Tatar ve Hristodulidis 15 Ekim 2024’te New York’ta BM Genel-Sekreteri’nin (BMGS) başkanlığında bir araya geldi; Kıbrıs sorunu çözüm süreci konusunda durum değerlendirmesi ve ilerleme zemini görüşmesi yaptı.

Bu görüşmede alınan bir karar da iki halkın yakınlaşması ve hayatlarının kolaylaştırılması için çaba harcanması, somut adımlar atılması kapsamında yeni geçiş kapılarının açılabilmesine yönelik Tatar ve Hristodulidis’in istişarelerde bulunması, çalışması ve bu amaçla sık sık bir araya gelmesi idi.
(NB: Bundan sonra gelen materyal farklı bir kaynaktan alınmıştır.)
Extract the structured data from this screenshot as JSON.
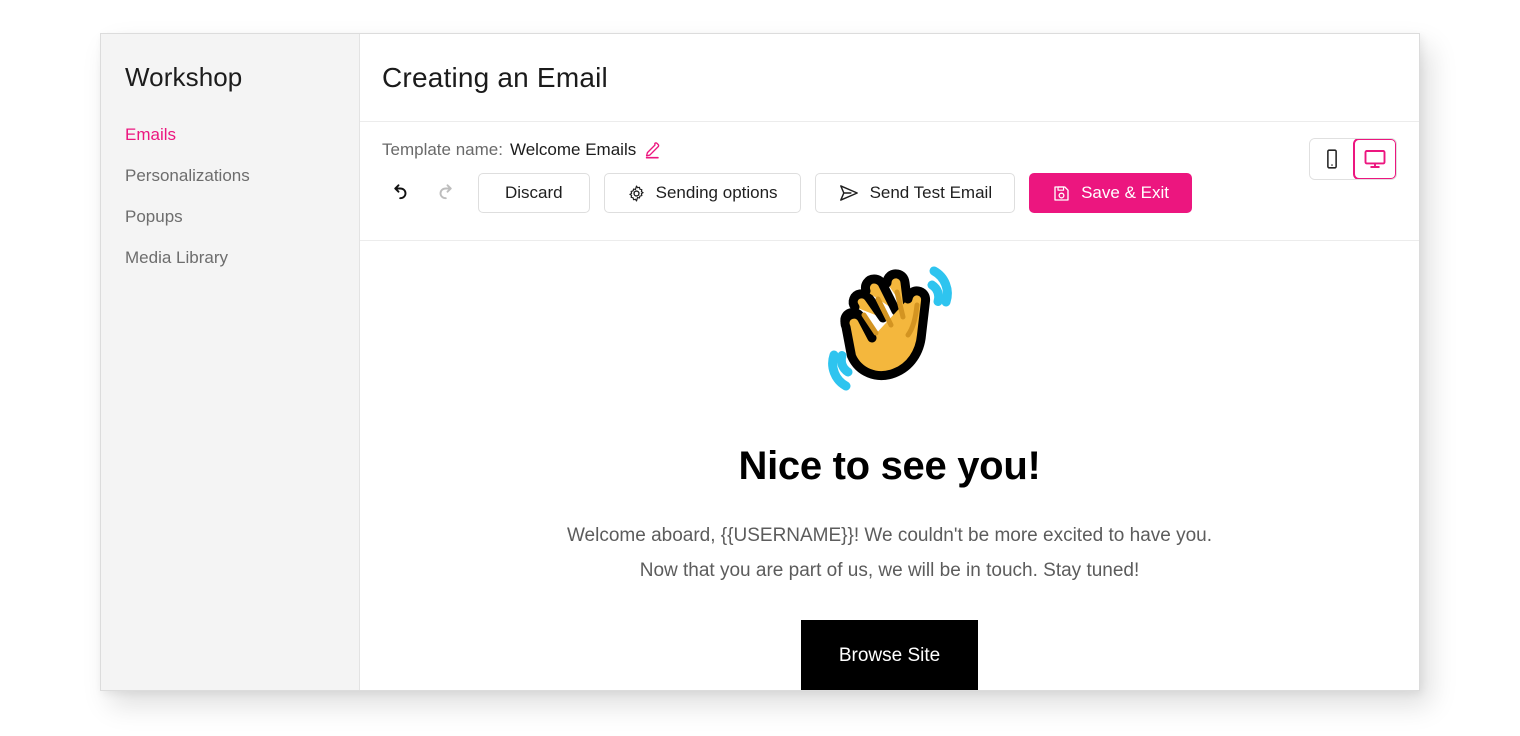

Bu hafta başı Tatar ve Hristodulidis BM’nin Kıbrıs Özel Temsilcisinin ara bölgedeki ikametgahında bu gündem ile toplantı yaptı.
Hristodulidis toplantıda sekiz maddelik bir öneriler paketi sunmuş; önerilerinin dördü toplantı gündemi olan geçiş kapılarının açılması konusunda, geri kalan dördü de daha başka konularda… Bir de “Yap hep, ya hiç” demiş önerilerinin kabulü konusunda… Hristodulidis’in bu tavır ve yaklaşımını iki nedene bağlamak olası. Birincisi, zaten pek istekli olmadığı yeni kapılar açılması konusunda Tatar’ın Haspolat’tan geçiş kapısı açılması önerisine karşılık Kıbrıs Türk tarafının askeri hassasiyetleri olduğunu bildiği iki kapının açılması önerisinde bulundu; yani, “Yapayım da olmasın” tavrı… İkincisi de BMGS’nin çağrısı ile Mart ayında yapılacak olan 5+1 Toplantısının olumlu başlayıp ilerlemesine çomak sokmak… Esas ilginç olanı da budur.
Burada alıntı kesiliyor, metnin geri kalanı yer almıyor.